Дания, Норвегия, Голландия… Все это больно отзывалось в каждом из нас. Но Франция!.. И даже Дюнкерк не был еще всей Францией. Всей Францией был только Париж. Никто не думал, что эта страна не сможет сопротивляться. Ведь и в 14-м году немцы тоже были на подступах к Парижу. Только чудо могло спасти этот город. И чудо произошло, чудо на Марне. На Марне был остановлен враг, который завтра должен был овладеть столицей Франции.
Чудо на Марне. Верден. Когда несколько лет назад Тихонов впервые читал свой «Форт Дуамон», Луговской сказал: «Коля, это больше, чем стихи!»
Нет, не хотел бы надпись я прочесть.
Чтобы в строках, украшенных аляпо,
Звучало бы: «Почтите мертвой честь —
Здесь Франция стояла! Скиньте шляпу!»
И в самом деле, эти строчки были для нас не только стихами. На первомайских демонстрациях мы весело жгли чучела Клемансо и Пуанкаре, но чучельные происшествия не задевали нашего чувства к Франции и французам. На протяжении десятков лет гимном русских революционеров была «Марсельеза». И даже после того как появился «Интернационал», «Марсельеза» осталась. Весь мир мог забыть и почти забыл якобинцев и санкюлотов и их кровавую борьбу с жирондистами. Весь мир, но не русские. Робеспьер, Дантон, Марат. Мы смело брали в наш быт их высокие идеалы…

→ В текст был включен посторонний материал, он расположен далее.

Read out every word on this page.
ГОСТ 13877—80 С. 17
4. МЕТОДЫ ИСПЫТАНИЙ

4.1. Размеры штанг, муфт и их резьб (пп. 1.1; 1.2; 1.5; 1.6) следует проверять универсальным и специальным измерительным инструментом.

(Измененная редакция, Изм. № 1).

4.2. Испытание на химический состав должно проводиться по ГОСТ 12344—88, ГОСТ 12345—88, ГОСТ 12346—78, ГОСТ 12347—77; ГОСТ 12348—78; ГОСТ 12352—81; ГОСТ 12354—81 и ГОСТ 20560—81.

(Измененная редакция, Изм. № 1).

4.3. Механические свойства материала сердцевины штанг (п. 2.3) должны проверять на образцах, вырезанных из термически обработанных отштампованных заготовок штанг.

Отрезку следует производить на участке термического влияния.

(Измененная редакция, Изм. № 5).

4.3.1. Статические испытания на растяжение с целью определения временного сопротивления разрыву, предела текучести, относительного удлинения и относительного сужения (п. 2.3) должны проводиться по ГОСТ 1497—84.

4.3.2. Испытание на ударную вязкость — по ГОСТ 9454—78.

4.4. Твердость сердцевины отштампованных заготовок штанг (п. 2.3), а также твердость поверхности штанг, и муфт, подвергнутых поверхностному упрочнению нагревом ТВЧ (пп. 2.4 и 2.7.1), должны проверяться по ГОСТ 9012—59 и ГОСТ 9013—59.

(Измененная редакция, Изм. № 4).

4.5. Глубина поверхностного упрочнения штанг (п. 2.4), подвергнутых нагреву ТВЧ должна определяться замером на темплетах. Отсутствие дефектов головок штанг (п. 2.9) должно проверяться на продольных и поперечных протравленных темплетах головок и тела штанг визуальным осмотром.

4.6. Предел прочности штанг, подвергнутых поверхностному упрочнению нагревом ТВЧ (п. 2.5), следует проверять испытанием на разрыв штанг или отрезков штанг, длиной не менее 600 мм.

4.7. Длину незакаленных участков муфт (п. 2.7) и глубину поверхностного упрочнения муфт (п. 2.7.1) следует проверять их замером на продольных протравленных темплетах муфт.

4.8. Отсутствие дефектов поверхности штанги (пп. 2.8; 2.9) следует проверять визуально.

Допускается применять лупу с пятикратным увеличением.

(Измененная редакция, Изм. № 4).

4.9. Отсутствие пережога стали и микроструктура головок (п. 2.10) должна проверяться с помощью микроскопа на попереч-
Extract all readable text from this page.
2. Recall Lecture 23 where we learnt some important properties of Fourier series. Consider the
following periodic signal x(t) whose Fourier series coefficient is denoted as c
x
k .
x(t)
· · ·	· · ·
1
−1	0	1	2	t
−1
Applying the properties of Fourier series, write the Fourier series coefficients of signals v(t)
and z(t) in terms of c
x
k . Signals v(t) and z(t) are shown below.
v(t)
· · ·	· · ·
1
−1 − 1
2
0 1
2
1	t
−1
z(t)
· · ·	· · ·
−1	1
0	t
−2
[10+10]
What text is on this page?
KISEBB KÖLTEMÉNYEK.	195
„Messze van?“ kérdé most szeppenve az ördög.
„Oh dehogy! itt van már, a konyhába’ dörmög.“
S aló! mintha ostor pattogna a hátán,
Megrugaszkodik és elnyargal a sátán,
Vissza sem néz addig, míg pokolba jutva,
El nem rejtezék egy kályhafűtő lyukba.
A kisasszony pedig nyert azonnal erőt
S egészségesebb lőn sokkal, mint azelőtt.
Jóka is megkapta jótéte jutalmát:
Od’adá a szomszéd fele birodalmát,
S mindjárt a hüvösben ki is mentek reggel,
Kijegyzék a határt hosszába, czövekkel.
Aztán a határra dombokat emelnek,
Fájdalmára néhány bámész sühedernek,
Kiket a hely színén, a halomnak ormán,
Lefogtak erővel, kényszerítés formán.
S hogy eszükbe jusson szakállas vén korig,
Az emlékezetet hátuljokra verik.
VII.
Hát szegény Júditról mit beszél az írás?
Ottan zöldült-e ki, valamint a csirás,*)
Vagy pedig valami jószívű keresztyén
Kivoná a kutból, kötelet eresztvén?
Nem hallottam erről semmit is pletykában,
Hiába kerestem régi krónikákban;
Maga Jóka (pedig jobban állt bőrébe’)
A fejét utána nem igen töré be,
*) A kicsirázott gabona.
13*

Командировка в дивизию была закончена, но я еще протянул здесь целую неделю. Как всегда, уезжать из Семидесятой не хотелось. Кажется, и ко мне здесь привыкли, во всяком случае, Кузьмин сказал, что вот, товарищ писатель, зря торопитесь, обстановочка для постоянной прописки самая подходящая… А на станцию вас мой вестовой проводит… ничего, ничего, он сам вызвался…
Как сейчас помню этого солдатика, маленького, щупленького, с живыми глазами. Всю дорогу он мне рассказывал о своей невесте, уж такая красавица… а ума! Боже ж мой, теперь только бы поскорей домой, как думаете, товарищ писатель, скоро теперь?
Я уже стоял на площадке вагона, когда он совсем неожиданно сказал:
— Мне тут одна ваша старая книжечка попалась… Я так понял, товарищ писатель, что вы во Франции бывали? Верно?
— Да, верно…
Поезд тронулся, мы помахали друг другу, и я вошел в вагон. Было пусто. Я сел в уголок. До Ленинграда далеко, можно и подремать. Но спать не хотелось… Как-то этому солдатику удалось тронуть то, чего мне не удавалось самому. Какой-то он повернул рычажок. Смутно, очень смутно возникали улицы, площади и соборы, все как будто в сумерках, все без подсветки; идет дождь, ларечки, как у нас на масленой, блины, растопленное масло, патока, рахат-лукум, свистульки, воздушные шары — бульвар Сен-Мишель. Узкий, крытый железом подъезд — «Отель де Суэц». Я жил там, пока не кончились деньги, а когда кончились, снял комнату в нескольких шагах от Пантеона. Старинная арка, деревянные ворота на петлях, входишь во двор — куры и огромный черный петух. Двухэтажный флигелек. Коридор, направо и налево комнаты стоимостью в су (эту монету давно съела инфляция, в ней десять сантимов), кровать, табуретка с тазиком, на стене рукомойник и распятие. Дождь прошел, ленивый розовый свет побрызгал по двору, вошла дьявольски старая старуха и спросила, буду ли я брать простыни. Еще су. А свечку?